In 2004, reformers created the Institute for Health Care Improvement, which urged hospitals to sign on to evidence-based strategies to protect people from the dangers of malpractice, using objective metrics, and to implement positive changes. 1,000+ hospitals signed on, but these hospitals were notoriously slow to implement key recommendations and often behaved in recalcitrant fashion.
Hospitals have not been the only institutions resistant to change.
The American College of Obstetricians and Gynaecology (ACOG) famously failed to implement powerful changes that helped New York Presbyterian Hospital drop its rate of “sentinel events” (those causing death or serious injury) from 1 out of a 1000 to zero, over a span of just a few years.
Why did ACOG refuse to make these changes?

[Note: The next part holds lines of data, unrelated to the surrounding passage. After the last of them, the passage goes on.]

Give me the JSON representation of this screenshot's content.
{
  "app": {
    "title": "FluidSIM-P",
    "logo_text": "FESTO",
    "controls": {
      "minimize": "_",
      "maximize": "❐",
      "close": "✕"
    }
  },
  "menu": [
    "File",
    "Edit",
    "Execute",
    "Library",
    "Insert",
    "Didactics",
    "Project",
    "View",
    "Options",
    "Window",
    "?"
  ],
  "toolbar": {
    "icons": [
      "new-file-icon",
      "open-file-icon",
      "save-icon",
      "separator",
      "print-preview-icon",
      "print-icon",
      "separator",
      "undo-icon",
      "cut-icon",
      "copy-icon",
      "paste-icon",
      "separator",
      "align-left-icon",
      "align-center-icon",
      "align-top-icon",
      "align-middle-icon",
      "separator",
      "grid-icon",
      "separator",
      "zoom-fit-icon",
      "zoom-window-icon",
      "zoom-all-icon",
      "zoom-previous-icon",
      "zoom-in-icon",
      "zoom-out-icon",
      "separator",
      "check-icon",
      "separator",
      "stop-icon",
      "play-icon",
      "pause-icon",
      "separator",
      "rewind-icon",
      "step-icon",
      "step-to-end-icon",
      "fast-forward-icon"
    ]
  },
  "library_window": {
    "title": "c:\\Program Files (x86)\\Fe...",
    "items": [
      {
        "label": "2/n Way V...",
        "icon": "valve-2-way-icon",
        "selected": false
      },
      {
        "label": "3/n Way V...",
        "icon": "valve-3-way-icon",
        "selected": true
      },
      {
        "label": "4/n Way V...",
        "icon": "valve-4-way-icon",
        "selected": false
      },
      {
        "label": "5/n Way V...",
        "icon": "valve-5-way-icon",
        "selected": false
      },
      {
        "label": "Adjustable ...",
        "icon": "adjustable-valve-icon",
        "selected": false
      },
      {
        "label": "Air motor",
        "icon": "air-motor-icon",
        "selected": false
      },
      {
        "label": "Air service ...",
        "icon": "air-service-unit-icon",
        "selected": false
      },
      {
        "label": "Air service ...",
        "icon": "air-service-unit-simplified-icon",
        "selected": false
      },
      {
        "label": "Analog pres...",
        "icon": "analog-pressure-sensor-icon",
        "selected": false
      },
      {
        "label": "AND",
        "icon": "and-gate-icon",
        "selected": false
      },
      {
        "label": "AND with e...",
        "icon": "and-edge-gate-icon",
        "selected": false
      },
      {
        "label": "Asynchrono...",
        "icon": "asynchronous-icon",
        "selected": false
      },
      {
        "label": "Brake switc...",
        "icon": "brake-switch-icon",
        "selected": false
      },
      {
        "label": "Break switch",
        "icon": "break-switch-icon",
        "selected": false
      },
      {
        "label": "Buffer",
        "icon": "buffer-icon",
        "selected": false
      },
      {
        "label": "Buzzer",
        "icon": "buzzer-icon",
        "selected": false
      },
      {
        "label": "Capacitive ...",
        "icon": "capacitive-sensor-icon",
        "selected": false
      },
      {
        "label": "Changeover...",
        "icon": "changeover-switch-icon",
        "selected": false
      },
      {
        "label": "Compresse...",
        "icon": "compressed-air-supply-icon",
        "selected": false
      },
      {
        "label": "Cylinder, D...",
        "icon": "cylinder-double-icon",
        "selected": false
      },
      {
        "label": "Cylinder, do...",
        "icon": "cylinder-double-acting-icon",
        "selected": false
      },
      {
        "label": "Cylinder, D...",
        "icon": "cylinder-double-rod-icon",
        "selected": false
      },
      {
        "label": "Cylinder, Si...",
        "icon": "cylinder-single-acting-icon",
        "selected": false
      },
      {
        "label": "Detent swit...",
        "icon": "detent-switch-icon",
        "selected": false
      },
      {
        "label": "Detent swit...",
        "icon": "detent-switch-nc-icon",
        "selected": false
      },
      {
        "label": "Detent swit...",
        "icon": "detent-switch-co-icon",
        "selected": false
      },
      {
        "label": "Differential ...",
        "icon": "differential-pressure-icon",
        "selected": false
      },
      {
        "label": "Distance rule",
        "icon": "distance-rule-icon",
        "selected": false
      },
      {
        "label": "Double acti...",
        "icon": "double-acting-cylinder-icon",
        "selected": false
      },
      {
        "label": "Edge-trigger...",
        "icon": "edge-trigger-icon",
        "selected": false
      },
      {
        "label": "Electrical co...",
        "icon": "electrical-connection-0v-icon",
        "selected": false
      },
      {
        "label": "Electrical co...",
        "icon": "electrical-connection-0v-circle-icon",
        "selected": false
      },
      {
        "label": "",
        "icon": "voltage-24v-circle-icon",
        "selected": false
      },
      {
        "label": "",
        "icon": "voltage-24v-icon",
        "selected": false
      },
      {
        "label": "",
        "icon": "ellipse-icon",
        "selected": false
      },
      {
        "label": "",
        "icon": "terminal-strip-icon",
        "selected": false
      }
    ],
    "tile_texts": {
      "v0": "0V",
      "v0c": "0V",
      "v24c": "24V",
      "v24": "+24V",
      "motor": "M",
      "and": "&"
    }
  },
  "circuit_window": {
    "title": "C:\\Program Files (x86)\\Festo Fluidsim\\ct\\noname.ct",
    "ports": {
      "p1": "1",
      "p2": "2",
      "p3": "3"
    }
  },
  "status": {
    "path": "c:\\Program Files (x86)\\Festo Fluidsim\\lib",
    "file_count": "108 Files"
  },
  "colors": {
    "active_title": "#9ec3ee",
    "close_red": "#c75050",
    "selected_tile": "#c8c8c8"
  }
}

According to the Forbes article, ACOG rejected the reforms “on the grounds they [might] infringe on individual doctor or hospital prerogatives.”
In other words, ACOG made a choice that it’s more important to preserve doctor/hospital autonomy than it is to prevent sentinel events in patients.
That’s a cynical calculus, if there ever was one.
By contrast, consider what the American Society of Anesthesiologists did back in the early 80s, in the wake of a series of awful patient incidents. That organization did a thorough work over of its processes and, within a decade, dropped the rate of death from anesthesia from 1 in 6,000 to 1 in 200,000.